新しい仕事場は、神保町の近くなので、猫のいる古レコード店にも行く機会が増えそうだ。早速、仕事を終えて、顔を出すと、玄関で猫と出くわした。
ミャーと怒ったような声をあげて、三毛猫は、ジャンプしてレコード棚の上に登り、「猫ちゃんや~」と声を掛ける客(私だ)を無視し、そそくさと玄関から外に出て行ってしまった。
2枚レコードを買って、精算する際、主人に「猫出てっちゃいましたけど」と質問すると、「夜になると元気になるんです。昼はずっと眠っているんですが、やはり夜行性ですねえ。いつも外に遊びに行くんです」という。
神保町の裏道とはいえ、車も人も多い大通りはすぐだ。
「ちゃんと帰って来るんですか」
「明方には、ちゃんと戻ります」
夜、神保町でメスの三毛猫を見つけたら、古レコード店の飼猫である、というわけか。
レコード選びも、無意識に猫の影響をうけたようだ。
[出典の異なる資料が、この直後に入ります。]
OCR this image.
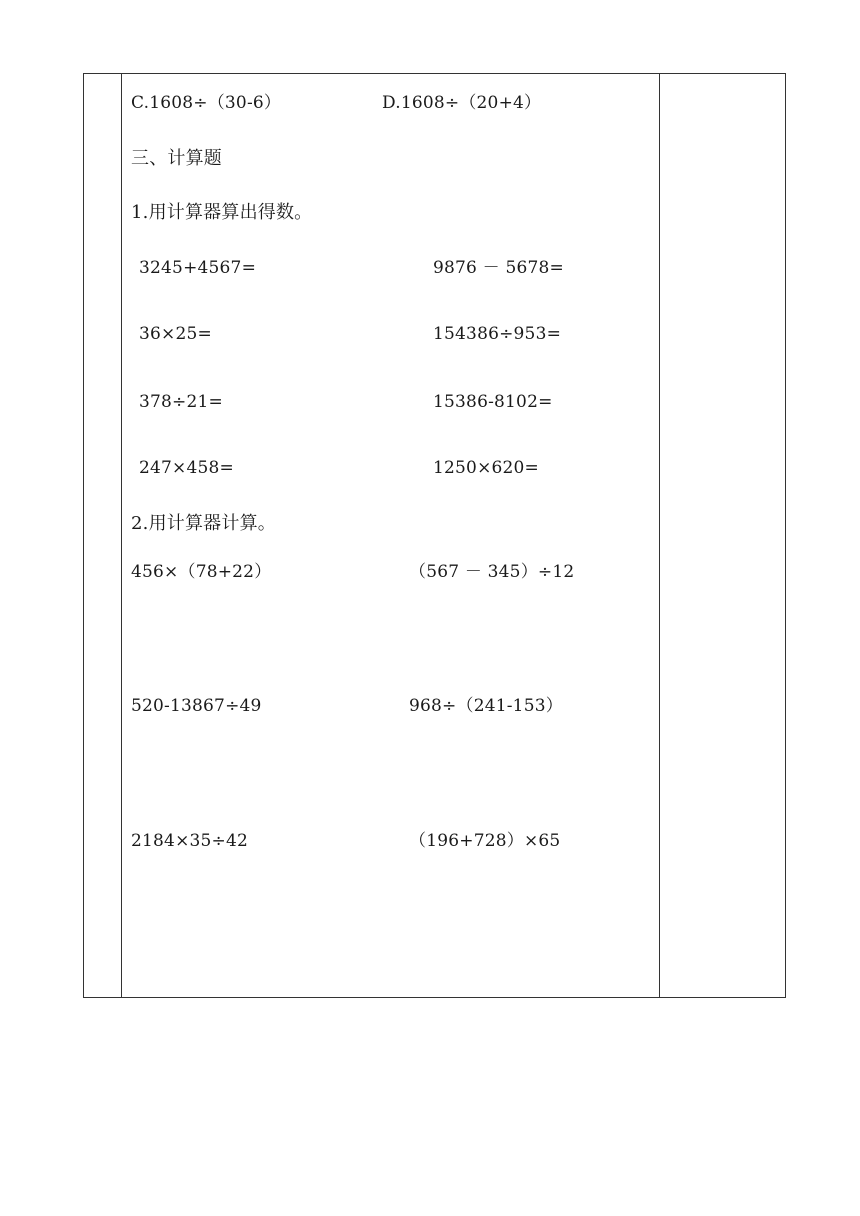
C.1608÷（30-6）	D.1608÷（20+4）
三、计算题
1.用计算器算出得数。
3245+4567=	9876 － 5678=
36×25=	154386÷953=
378÷21=	15386-8102=
247×458=	1250×620=
2.用计算器计算。
456×（78+22）	（567 － 345）÷12
520-13867÷49	968÷（241-153）
2184×35÷42	（196+728）×65
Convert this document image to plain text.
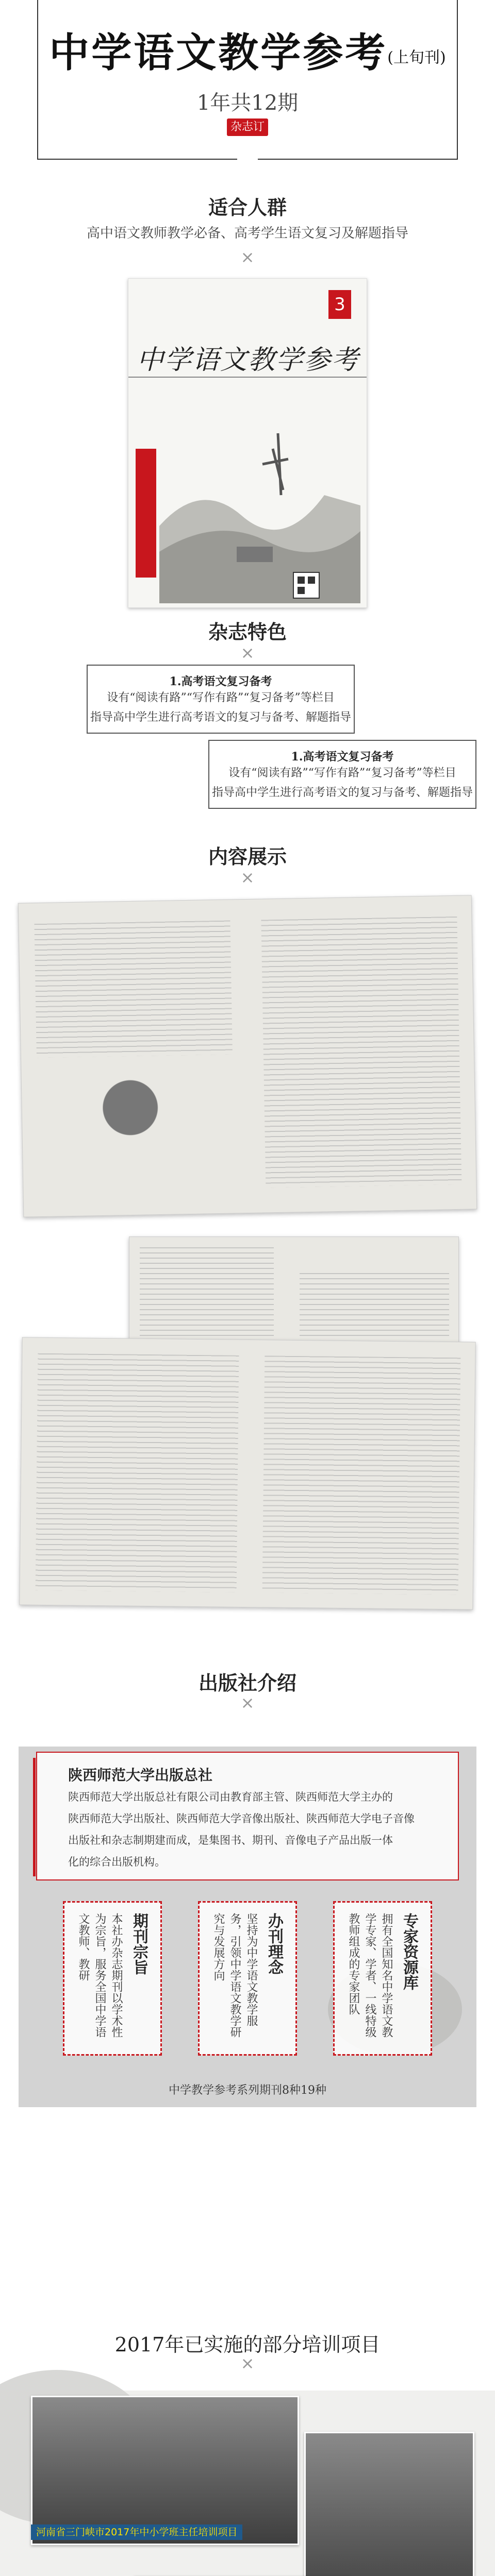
中学语文教学参考(上旬刊)
1年共12期
杂志订阅
适合人群
高中语文教师教学必备、高考学生语文复习及解题指导
×
3
中学语文教学参考
杂志特色
×
1.高考语文复习备考
设有“阅读有路”“写作有路”“复习备考”等栏目
指导高中学生进行高考语文的复习与备考、解题指导
1.高考语文复习备考
设有“阅读有路”“写作有路”“复习备考”等栏目
指导高中学生进行高考语文的复习与备考、解题指导
内容展示
×
出版社介绍
×
陕西师范大学出版总社
陕西师范大学出版总社有限公司由教育部主管、陕西师范大学主办的
陕西师范大学出版社、陕西师范大学音像出版社、陕西师范大学电子音像
出版社和杂志制期建而成，是集图书、期刊、音像电子产品出版一体
化的综合出版机构。
期刊宗旨
本社办杂志期刊以学术性为宗旨，服务全国中学语文教师、教研	办刊理念
坚持为中学语文教学服务，引领中学语文教学研究与发展方向	专家资源库
拥有全国知名中学语文教学专家、学者、一线特级教师组成的专家团队
中学教学参考系列期刊8种19种
2017年已实施的部分培训项目
×
河南省三门峡市2017年中小学班主任培训项目
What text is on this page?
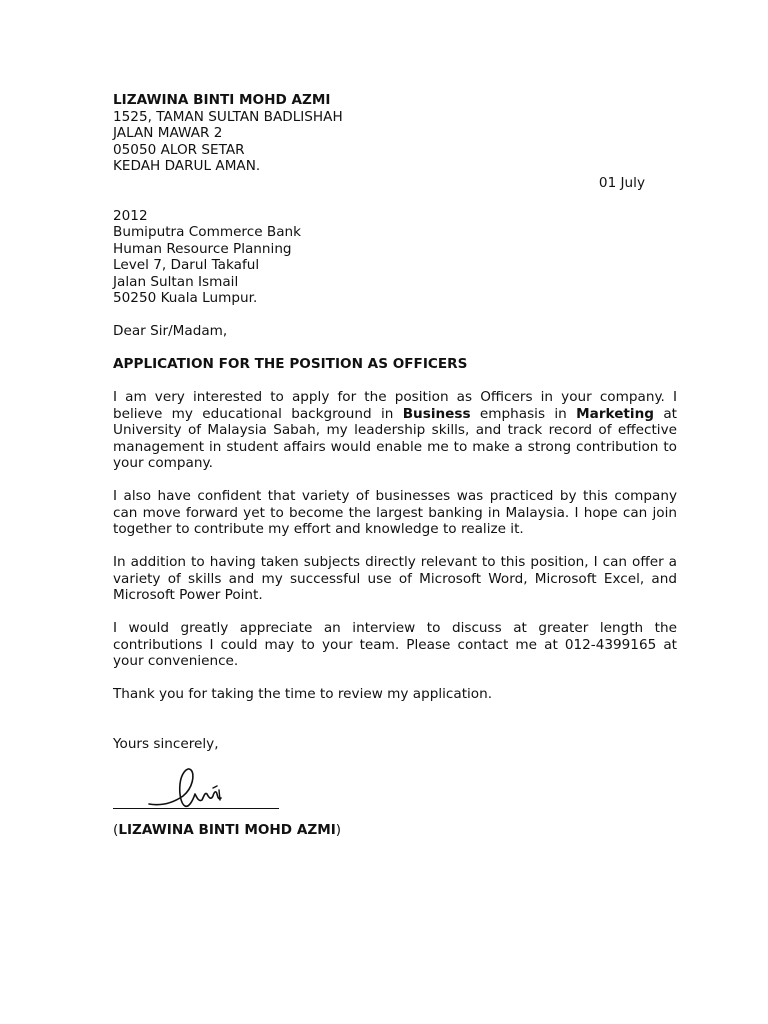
LIZAWINA BINTI MOHD AZMI
1525, TAMAN SULTAN BADLISHAH
JALAN MAWAR 2
05050 ALOR SETAR
KEDAH DARUL AMAN.
01 July
2012
Bumiputra Commerce Bank
Human Resource Planning
Level 7, Darul Takaful
Jalan Sultan Ismail
50250 Kuala Lumpur.
Dear Sir/Madam,
APPLICATION FOR THE POSITION AS OFFICERS

I am very interested to apply for the position as Officers in your company. I believe my educational background in Business emphasis in Marketing at University of Malaysia Sabah, my leadership skills, and track record of effective management in student affairs would enable me to make a strong contribution to your company.

I also have confident that variety of businesses was practiced by this company can move forward yet to become the largest banking in Malaysia. I hope can join together to contribute my effort and knowledge to realize it.

In addition to having taken subjects directly relevant to this position, I can offer a variety of skills and my successful use of Microsoft Word, Microsoft Excel, and Microsoft Power Point.

I would greatly appreciate an interview to discuss at greater length the contributions I could may to your team. Please contact me at 012-4399165 at your convenience.

Thank you for taking the time to review my application.

Yours sincerely,
(LIZAWINA BINTI MOHD AZMI)
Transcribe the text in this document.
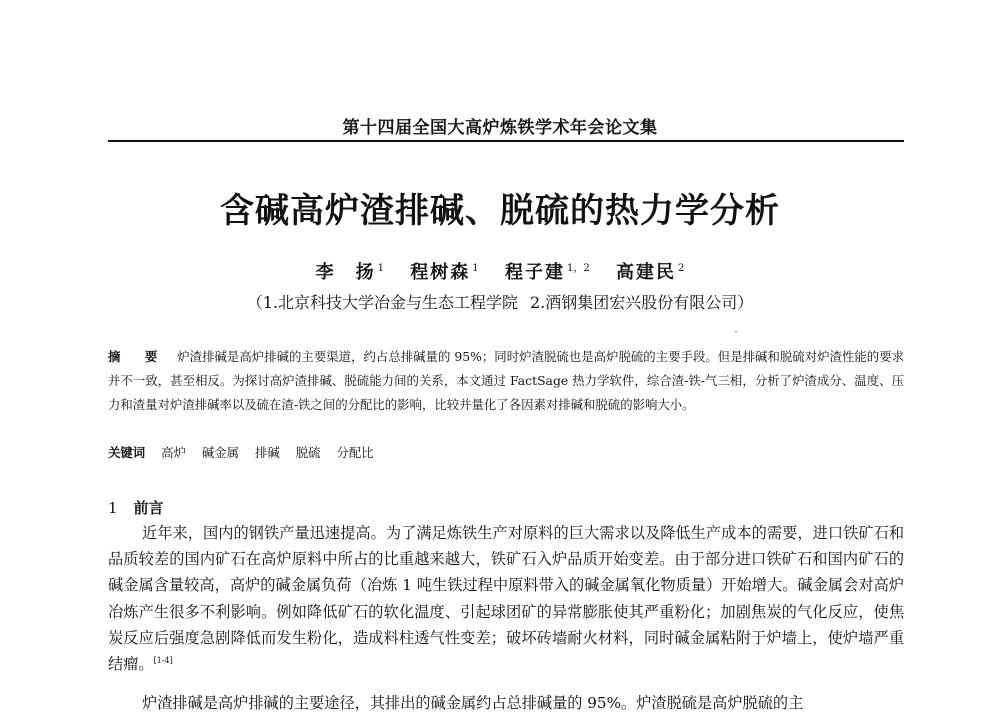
第十四届全国大高炉炼铁学术年会论文集
含碱高炉渣排碱、脱硫的热力学分析
李　扬 $^1$ 程树森 $^1$ 程子建 $^{1,2}$ 高建民 $^2$
（1.北京科技大学冶金与生态工程学院 2.酒钢集团宏兴股份有限公司）
摘　要 炉渣排碱是高炉排碱的主要渠道，约占总排碱量的 95%；同时炉渣脱硫也是高炉脱硫的主要手段。但是排碱和脱硫对炉渣性能的要求并不一致，甚至相反。为探讨高炉渣排碱、脱硫能力间的关系，本文通过 FactSage 热力学软件，综合渣-铁-气三相，分析了炉渣成分、温度、压力和渣量对炉渣排碱率以及硫在渣-铁之间的分配比的影响，比较并量化了各因素对排碱和脱硫的影响大小。
关键词 高炉 碱金属 排碱 脱硫 分配比
1 前言

近年来，国内的钢铁产量迅速提高。为了满足炼铁生产对原料的巨大需求以及降低生产成本的需要，进口铁矿石和品质较差的国内矿石在高炉原料中所占的比重越来越大，铁矿石入炉品质开始变差。由于部分进口铁矿石和国内矿石的碱金属含量较高，高炉的碱金属负荷（冶炼 1 吨生铁过程中原料带入的碱金属氧化物质量）开始增大。碱金属会对高炉冶炼产生很多不利影响。例如降低矿石的软化温度、引起球团矿的异常膨胀使其严重粉化；加剧焦炭的气化反应，使焦炭反应后强度急剧降低而发生粉化，造成料柱透气性变差；破坏砖墙耐火材料，同时碱金属粘附于炉墙上，使炉墙严重结瘤。[1-4]

炉渣排碱是高炉排碱的主要途径，其排出的碱金属约占总排碱量的 95%。炉渣脱硫是高炉脱硫的主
フリッツ・ライナー指揮のシカゴ・シンフォニー・オーケストラのLPをみつけて買った。米国で活躍したハンガリー生まれのライナー(1888-1963)は、ナチスの脅威から米国に亡命したハンガリーの作曲家ベーラ・バルトーク(1881-1945)を助け、彼の曲を演奏して、米国でバルトークの紹介にあたった。
肩痛に悩まされながらの指揮は、今の指揮者と違って随分と地味なものだ。しかし、正確なテンポを守り、音楽に酔わず、情に流されないクールな演奏が、私は好きだ。